Yazarın Bakış Açısı - Bölüm 30
Sanki zaman donmuş gibi hissettim. Aklım boşaldı. Kanım dondu. Nefesim hızlandı. Gözbebeklerim büyüdü.
… Hazırlıklı olduğumu sanıyordum.
Romanımın içindeki reenkarnasyondan beri, bir gün bir iblisle karşılaşacağımı biliyordum.
Hazırdım…
diye düşündüm ama tahtta kibirli bir şekilde oturan yaratığa baktığımda, ölüm halüsinasyonları zihnimde tekrar tekrar canlandı.
‘Koşmak zorundayım!’
… Zihnimde tekrar tekrar tekrarladım.
Bunu biliyordum… yine de bacaklarım beni
Ba dinlemeyi reddetti… çöplük! Ba… çöplük!
Salon sessizdi ve sadece tekrar tekrar atan kalp atışımın sesi duyulabiliyordu.

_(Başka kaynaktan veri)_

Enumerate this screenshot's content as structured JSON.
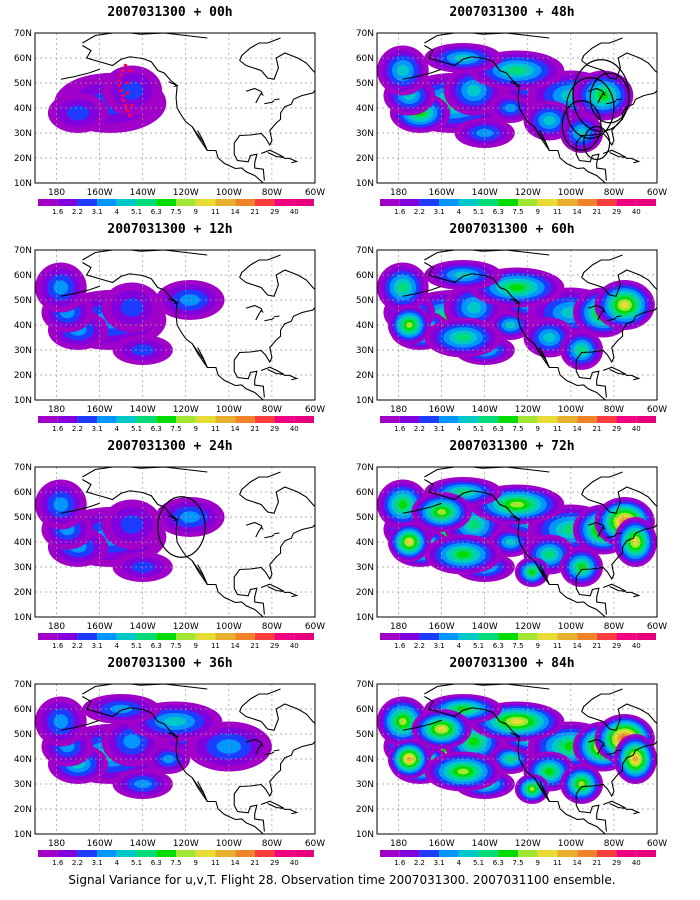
{
  "panels": [
    {
      "title": "2007031300 + 00h",
      "level": 1,
      "circles": [],
      "dots": true
    },
    {
      "title": "2007031300 + 48h",
      "level": 4,
      "circles": [
        [
          -86,
          45,
          13
        ],
        [
          -91,
          40,
          11
        ],
        [
          -82,
          44,
          9
        ],
        [
          -95,
          33,
          9
        ],
        [
          -88,
          26,
          6
        ]
      ],
      "dots": false
    },
    {
      "title": "2007031300 + 12h",
      "level": 2,
      "circles": [],
      "dots": false
    },
    {
      "title": "2007031300 + 60h",
      "level": 5,
      "circles": [],
      "dots": false
    },
    {
      "title": "2007031300 + 24h",
      "level": 2,
      "circles": [
        [
          -122,
          46,
          11
        ]
      ],
      "dots": false
    },
    {
      "title": "2007031300 + 72h",
      "level": 6,
      "circles": [],
      "dots": false
    },
    {
      "title": "2007031300 + 36h",
      "level": 3,
      "circles": [],
      "dots": false
    },
    {
      "title": "2007031300 + 84h",
      "level": 7,
      "circles": [],
      "dots": false
    }
  ],
  "map_extent": {
    "lon_min": 170,
    "lon_max": 300,
    "lat_min": 10,
    "lat_max": 70
  },
  "lat_labels": [
    "70N",
    "60N",
    "50N",
    "40N",
    "30N",
    "20N",
    "10N"
  ],
  "lon_labels": [
    "180",
    "160W",
    "140W",
    "120W",
    "100W",
    "80W",
    "60W"
  ],
  "colorbar": {
    "labels": [
      "1.6",
      "2.2",
      "3.1",
      "4",
      "5.1",
      "6.3",
      "7.5",
      "9",
      "11",
      "14",
      "21",
      "29",
      "40"
    ],
    "colors": [
      "#a000c8",
      "#8200dc",
      "#1e3cff",
      "#0096ff",
      "#00c8c8",
      "#00dc78",
      "#00dc00",
      "#a0e632",
      "#e6dc32",
      "#e6af2d",
      "#f08228",
      "#fa3c3c",
      "#f00082",
      "#e6007d"
    ]
  },
  "caption": "Signal Variance for u,v,T. Flight 28. Observation time 2007031300. 2007031100 ensemble.",
  "dot_color": "#ff0050"
}
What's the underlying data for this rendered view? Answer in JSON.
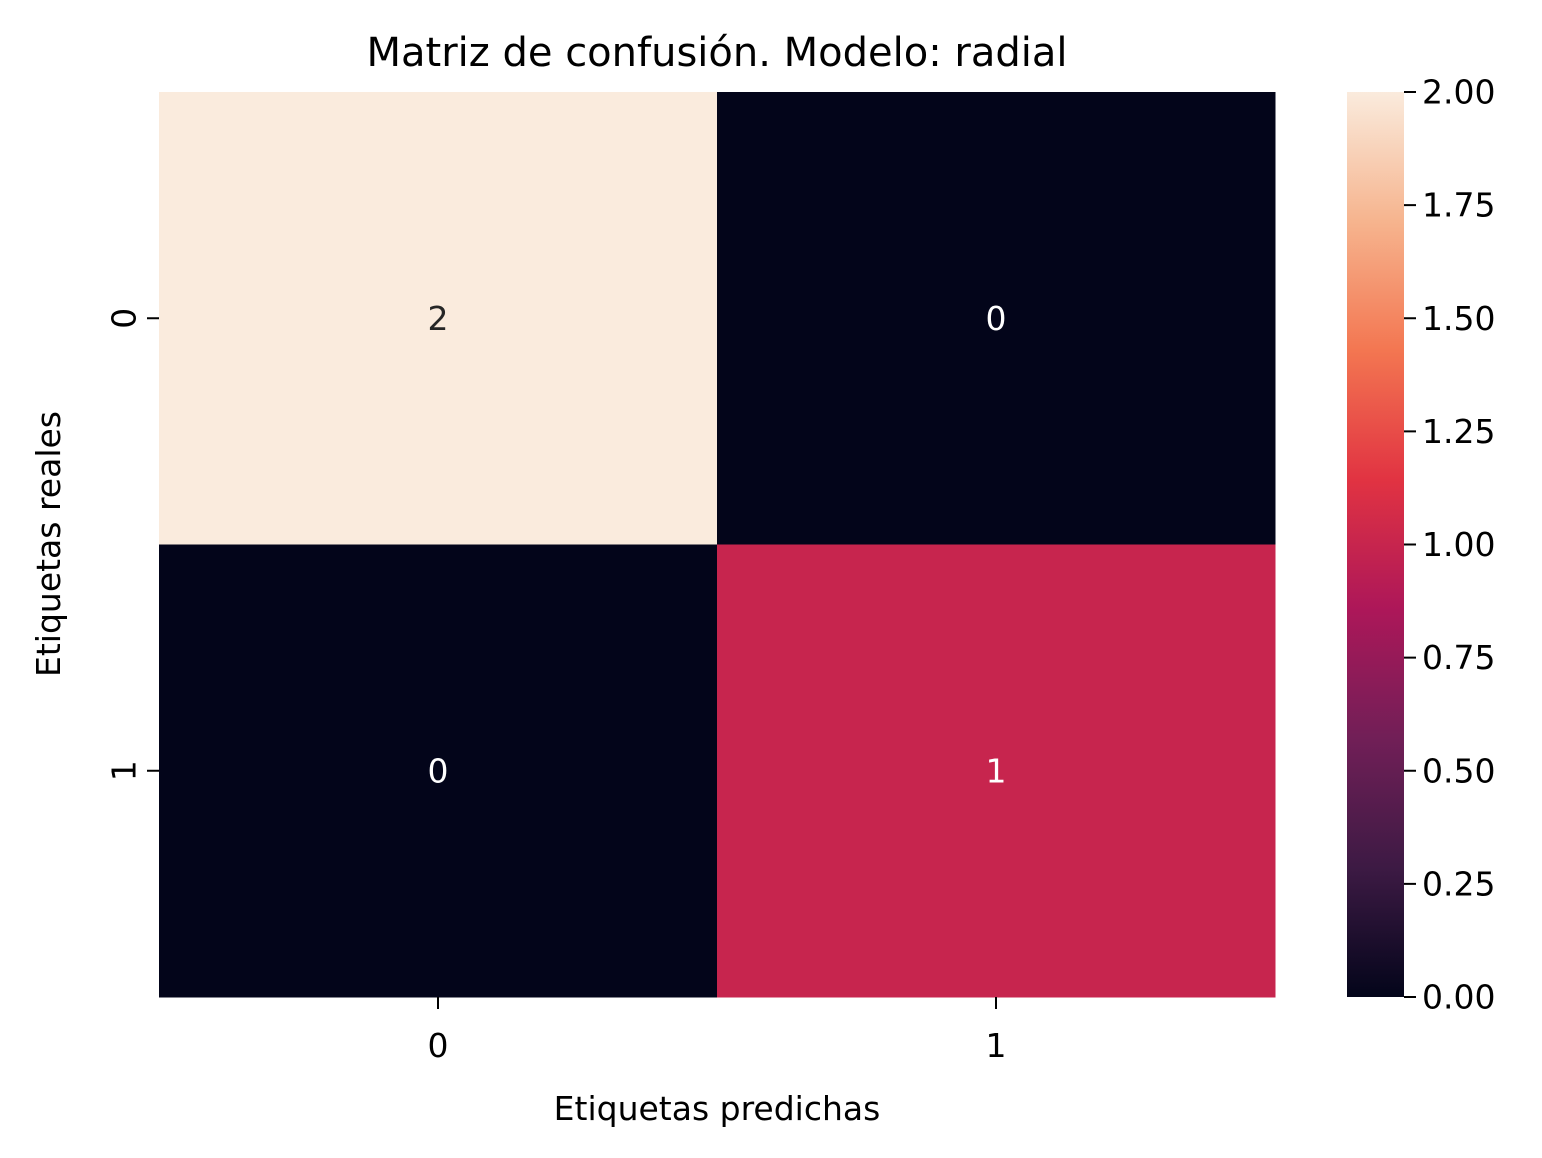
{
  "chart_data": {
    "type": "heatmap",
    "title": "Matriz de confusión. Modelo: radial",
    "xlabel": "Etiquetas predichas",
    "ylabel": "Etiquetas reales",
    "x_categories": [
      "0",
      "1"
    ],
    "y_categories": [
      "0",
      "1"
    ],
    "values": [
      [
        2,
        0
      ],
      [
        0,
        1
      ]
    ],
    "annotations": [
      [
        "2",
        "0"
      ],
      [
        "0",
        "1"
      ]
    ],
    "colorbar": {
      "min": 0,
      "max": 2,
      "ticks": [
        0.0,
        0.25,
        0.5,
        0.75,
        1.0,
        1.25,
        1.5,
        1.75,
        2.0
      ],
      "tick_labels": [
        "0.00",
        "0.25",
        "0.50",
        "0.75",
        "1.00",
        "1.25",
        "1.50",
        "1.75",
        "2.00"
      ],
      "colormap": [
        "#03051a",
        "#3d1a44",
        "#711f57",
        "#ad1759",
        "#e13342",
        "#f37651",
        "#f6b48e",
        "#faebdd"
      ]
    },
    "legend": "none",
    "grid": false
  }
}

Ter vücudumdan damlamaya başladı ve tüm kıyafetlerimi ıslattı. Titreyen bir elimle, kalbimin olduğu yere, kıyafetlerimi sıkıca sıktım.
Bu da ne…?
… Korkuyor muyum?
‘Buna karşı savaşmamın hiçbir yolu yok!’
… Gözlerim tahttan bana eğlenceli bir şekilde bakan şeytani yaratığa sabitlenirken zihnimin tekrar tekrar söylediği şeydi. Kan kırmızısı gözleriyle iblis bana baktı ve geniş bir şekilde gülümsedi.
“Görünüşe göre küçük bir fare evime gizlice girmiş”
Dudaklarını yalayan iblis gözleri, sanki önünde lezzetli bir atıştırmalık kendini göstermiş gibi, dikkatlice yukarı ve aşağı bana baktı.
-Çat! -Çatlak! -Çatlak!
İblis başparmağını kullanarak sağ elindeki parmaklarının her birini yavaşça çatlattı.
“huuuuu….”
Uzun bir nefes alarak kendimi zorla sakinleştirmeye çalıştım.
‘Bunların hepsi bir yanılsama!’
Yaşadığım şey, bir avın bir avcıyla karşılaştığında karşılaştığı doğuştan gelen korkuydu.
Mantıklı bir şekilde düşünürsem, rakibim güçlü olmasına rağmen, umutsuzluğa kapılmam gerekecek bir noktaya kadar değildi.
Evet…
İblisin istatistikleri F derecesinin üzerinde olamazdı, aksi takdirde zindan zaten senkronize olmazdı.
Yaşadığım korku tamamen aklımdaydı.
Önümde olandan korkmak zorunda değildim.
… kendime defalarca söylemeye çalıştığım şeydi, ama yine de vücudumun titremesini engelleyemedim.
Yaşadığım duygu, final sınavlarıma girmeden önceki anlara benziyordu.
Yapabileceğimi biliyordum, çünkü bunun için titizlikle hazırlanmıştım… ama hazırlıklı olsam bile, korkmamı engellemedi.
“Ne kadar tatlı…”
Eğlenceli bir şekilde bana bakan İblis öne doğru eğildi ve kırmızı gözleri dikkatlice bana baktı.
Anında, sanki tüm sırlarım iblisin bakması için ortaya çıkmış gibi hissettim. Sanki iki meraklı kan kırmızısı gözünden hiçbir şey saklanamazmış gibi hissediyordu.
“G rütbesi…”
-dokunun! -musluk! -musluk!
Hayal kırıklığına uğramış bir şekilde başını sallayan İblis tahtın kol dayanağına dokunmaya başladı ve düşünmeye başladı.
Sonunda, birkaç saniye sonra, İblis hayal kırıklığıyla başını salladı.
“Çok kötü, çok kötü…”
Görünüşe göre bir karar vermiş olan iblisin tavrı, öncekinden önceki yavaş benliğinden tamamen değişti.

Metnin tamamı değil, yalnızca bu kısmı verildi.